Demonstration of a defect in the formation of adenosine 3',5'-monophosphate in vasopressin-resistant diabetes insipidus.

Abstract

Extract: Previous studies had indicated that the effects of vasopressin to increase the permeability of collecting ducts to water and to produce a concentrated urine are mediated through adenosine 3′, 5′-monophosphate (cyclic AMP). An investigation was performed to determine whether the lack of response to vasopressin in nephrogenic diabetes insipidus could result from an abnormality in the formation of cyclic AMP. The influence of vasopressin was compared in four water-loaded normal subjects, one patient with vasopressin deficiency, and three patients with nephrogenic diabetes insipidus. Serum and urine osmolality, inulin clearance, and cyclic AMP in urine were determined while 5% dextrose and water was infused at a constant rate before, during, and after administration of vasopressin for 1 hr. Vasopressin given intravenously for 1 hr significantly increased the mean rate of excretion of cyclic AMP in urine from a range of from 1.7 to 3.1 nmol/min before treatment to a range of from 4.7 to 8.9 nmol/min after treatment in the normal subjects and the patient with vasopressin deficiency.
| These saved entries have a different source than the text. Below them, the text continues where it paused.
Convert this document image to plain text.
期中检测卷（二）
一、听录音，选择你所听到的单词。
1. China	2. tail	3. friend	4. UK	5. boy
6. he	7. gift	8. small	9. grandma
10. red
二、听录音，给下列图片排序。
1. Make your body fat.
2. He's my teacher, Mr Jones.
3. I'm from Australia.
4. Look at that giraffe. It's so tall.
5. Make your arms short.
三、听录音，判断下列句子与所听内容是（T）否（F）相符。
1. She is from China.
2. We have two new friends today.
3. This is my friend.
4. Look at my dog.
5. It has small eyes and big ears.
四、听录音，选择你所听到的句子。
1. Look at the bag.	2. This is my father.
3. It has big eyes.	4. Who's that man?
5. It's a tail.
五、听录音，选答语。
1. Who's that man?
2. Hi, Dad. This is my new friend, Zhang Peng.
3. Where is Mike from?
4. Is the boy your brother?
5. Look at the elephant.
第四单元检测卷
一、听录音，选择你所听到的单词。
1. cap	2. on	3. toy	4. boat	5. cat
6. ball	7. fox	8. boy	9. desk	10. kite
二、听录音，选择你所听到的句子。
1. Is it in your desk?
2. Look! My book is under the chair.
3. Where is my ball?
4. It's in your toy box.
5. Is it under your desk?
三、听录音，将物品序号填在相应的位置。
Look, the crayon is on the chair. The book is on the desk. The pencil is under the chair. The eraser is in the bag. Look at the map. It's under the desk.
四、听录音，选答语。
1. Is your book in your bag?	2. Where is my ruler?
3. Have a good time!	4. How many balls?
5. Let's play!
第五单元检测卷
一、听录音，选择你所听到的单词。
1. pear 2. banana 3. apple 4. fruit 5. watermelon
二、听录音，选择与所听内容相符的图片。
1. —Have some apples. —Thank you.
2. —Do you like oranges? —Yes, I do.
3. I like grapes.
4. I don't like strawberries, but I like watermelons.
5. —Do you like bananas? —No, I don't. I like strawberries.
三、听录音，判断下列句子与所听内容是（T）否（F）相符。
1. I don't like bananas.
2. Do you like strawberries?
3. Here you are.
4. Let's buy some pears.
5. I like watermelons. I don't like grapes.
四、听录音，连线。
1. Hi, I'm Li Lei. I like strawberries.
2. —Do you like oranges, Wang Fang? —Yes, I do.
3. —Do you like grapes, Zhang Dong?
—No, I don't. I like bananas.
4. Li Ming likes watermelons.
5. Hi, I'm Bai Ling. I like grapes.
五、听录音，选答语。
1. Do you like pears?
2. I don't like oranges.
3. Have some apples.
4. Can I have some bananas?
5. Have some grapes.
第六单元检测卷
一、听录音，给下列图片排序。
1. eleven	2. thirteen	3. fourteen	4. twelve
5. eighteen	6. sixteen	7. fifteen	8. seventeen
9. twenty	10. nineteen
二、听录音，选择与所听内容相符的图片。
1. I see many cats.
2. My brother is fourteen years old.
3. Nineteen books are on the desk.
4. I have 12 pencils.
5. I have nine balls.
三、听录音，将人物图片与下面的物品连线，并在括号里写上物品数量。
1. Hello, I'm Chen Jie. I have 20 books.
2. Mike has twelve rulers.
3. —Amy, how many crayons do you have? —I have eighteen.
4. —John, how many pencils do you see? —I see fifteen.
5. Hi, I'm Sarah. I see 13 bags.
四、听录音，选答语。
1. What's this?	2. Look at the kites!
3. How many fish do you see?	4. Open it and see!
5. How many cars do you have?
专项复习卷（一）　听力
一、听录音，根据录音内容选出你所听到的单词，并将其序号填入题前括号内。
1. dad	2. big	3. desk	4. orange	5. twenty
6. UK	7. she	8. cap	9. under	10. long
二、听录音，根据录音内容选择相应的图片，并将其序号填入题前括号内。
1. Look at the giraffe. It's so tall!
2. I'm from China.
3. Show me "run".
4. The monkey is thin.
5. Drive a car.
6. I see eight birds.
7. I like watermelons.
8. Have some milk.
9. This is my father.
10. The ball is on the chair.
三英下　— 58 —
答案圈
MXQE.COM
There were associated mean increases in urine osmolality from a range of from 39 to 119 mOsm/kg to a range of from 568 to 996 mOsm/kg. In contrast, mean cyclic AMP in urine varied from 0.7 to 1.5 nmol/min and mean urine osmolality varied from 47 to 68 mOsm/kg in the patients with nephrogenic diabetes insipidus and did not change after vasopressin. The findings are interpreted to mean that there is a defect in the adenylate cyclase system in nephrogenic diabetes insipidus. It is not known whether there is an abnormality of the receptor, the enzyme, or both or if there is an associated abnormality of the renal tubules to respond to cyclic AMP. Speculation: The results show that patients with nephrogenic diabetes insipidus do not increase levels of cyclic AMP in urine or concentrate their urine in response to vasopressin. It is proposed that there is a defect in the adenylate cyclase system in these patients which accounts for their lack of response to antidiuretic hormone.